Владимир Виленович Шигин Кораблекрушения Балтийского флота

Глава первая Драма линейного корабля «Вячеслав»

В 1821 году в журнале «Отечественные записки» были напечатаны воспоминания адмирала и писателя, великого патриота земли Российской А. С. Шишкова, озаглавленные как «Разбитие военного корабля „Вячеслав“ у берегов Швеции в 1771 году». Помимо весьма интересного повествования о малоизвестном кораблекрушении XVIII века, перед нами, пожалуй, самое первое произведение отечественного писателя-мариниста, посвященное реальным событиям, участником которых был сам автор, в то время еще молодой мичман. В рассказе автора о выпавших на его долю злоключениях подкупает искренность и бесхитростность повествования. Шишков описывает события и участвовавших в них людей без всяких прикрас, позволяя нам окунуться в атмосферу корабельного быта русского флота Екатерининской эпохи, ощутить дыхание истории. А потому самым лучшим в данном случае будет предоставить слово самому автору.

«В начале 1771 года посланы мы были сухим путем под начальством кадетского капитана к городу Архангельску, с тем чтоб оттуда морем возвратиться на построенных там кораблях. Нас было с лишком 30 человек. Мы жили в прилежащей к городу слободе, называемой Соломбала, в обнесенных тыном казармах. По вскрытии Двины на спуске на воду трех кораблей расписали нас по кораблям. Я послан был на корабль „Вячеслав“.

Прежде, нежели приступлю к описанию путешествия нашего, надо читателю узнать свойства и нравы бывших на сем корабле офицеров.
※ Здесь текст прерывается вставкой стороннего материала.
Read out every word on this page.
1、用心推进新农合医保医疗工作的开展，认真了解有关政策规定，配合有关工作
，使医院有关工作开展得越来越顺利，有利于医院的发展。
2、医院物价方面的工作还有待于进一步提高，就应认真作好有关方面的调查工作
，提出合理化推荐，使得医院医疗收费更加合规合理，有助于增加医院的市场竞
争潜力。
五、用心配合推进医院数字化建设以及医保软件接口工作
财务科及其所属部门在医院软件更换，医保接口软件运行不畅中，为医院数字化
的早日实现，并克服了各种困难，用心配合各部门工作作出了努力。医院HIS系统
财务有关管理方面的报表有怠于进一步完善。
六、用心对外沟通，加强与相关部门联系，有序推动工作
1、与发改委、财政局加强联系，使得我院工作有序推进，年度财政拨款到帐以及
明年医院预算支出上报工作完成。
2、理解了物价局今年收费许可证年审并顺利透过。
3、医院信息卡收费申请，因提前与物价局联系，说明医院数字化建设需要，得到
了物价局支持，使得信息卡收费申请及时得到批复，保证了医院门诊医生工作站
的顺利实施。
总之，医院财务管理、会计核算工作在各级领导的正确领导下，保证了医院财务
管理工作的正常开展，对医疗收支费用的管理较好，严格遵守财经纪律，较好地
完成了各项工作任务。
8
Начальствовал над оным капитан 1-го ранга Н., был он человек довольно добрый, но властолюбивый, пылкий. Второй по нем, наш кадетский капитан, также человек весьма добрый, услужливый, усердный к службе и довольно неглупый, но перед старшими себя до крайности почтительный и робкий. Два лейтенанта, из коих М. – видный собою, искусный в деле своем и дружный с кадетским капитаном; лейтенант В. – человек простой; два мичмана, один констапель (артиллерийский офицер) и нас восемь человек гардемарин, да при солдатской команде капитан, человек дородный, толстый и грубый.

По нагружении кораблей мы отправились в поход и плыли по Белому морю с переменными и тихими ветрами. В один день, во время густого тумана, при бросании лота оказалось, что вдруг с глубины 25 сажен взошли на глубину 5 сажен. Устрашась сего обстоятельства, стали мы тотчас на якорь. Но как туман не прочищался и ветер сделался свежее, то, опасаясь стоять тут долее и обмерив на посланных шлюпках вокруг себя глубину, подняли якорь и пошли в ту сторону, где становилось глубже. Течение моря было с нами, и ветер дул нам попутный. Мы шли несколько часов и стали опять на якорь.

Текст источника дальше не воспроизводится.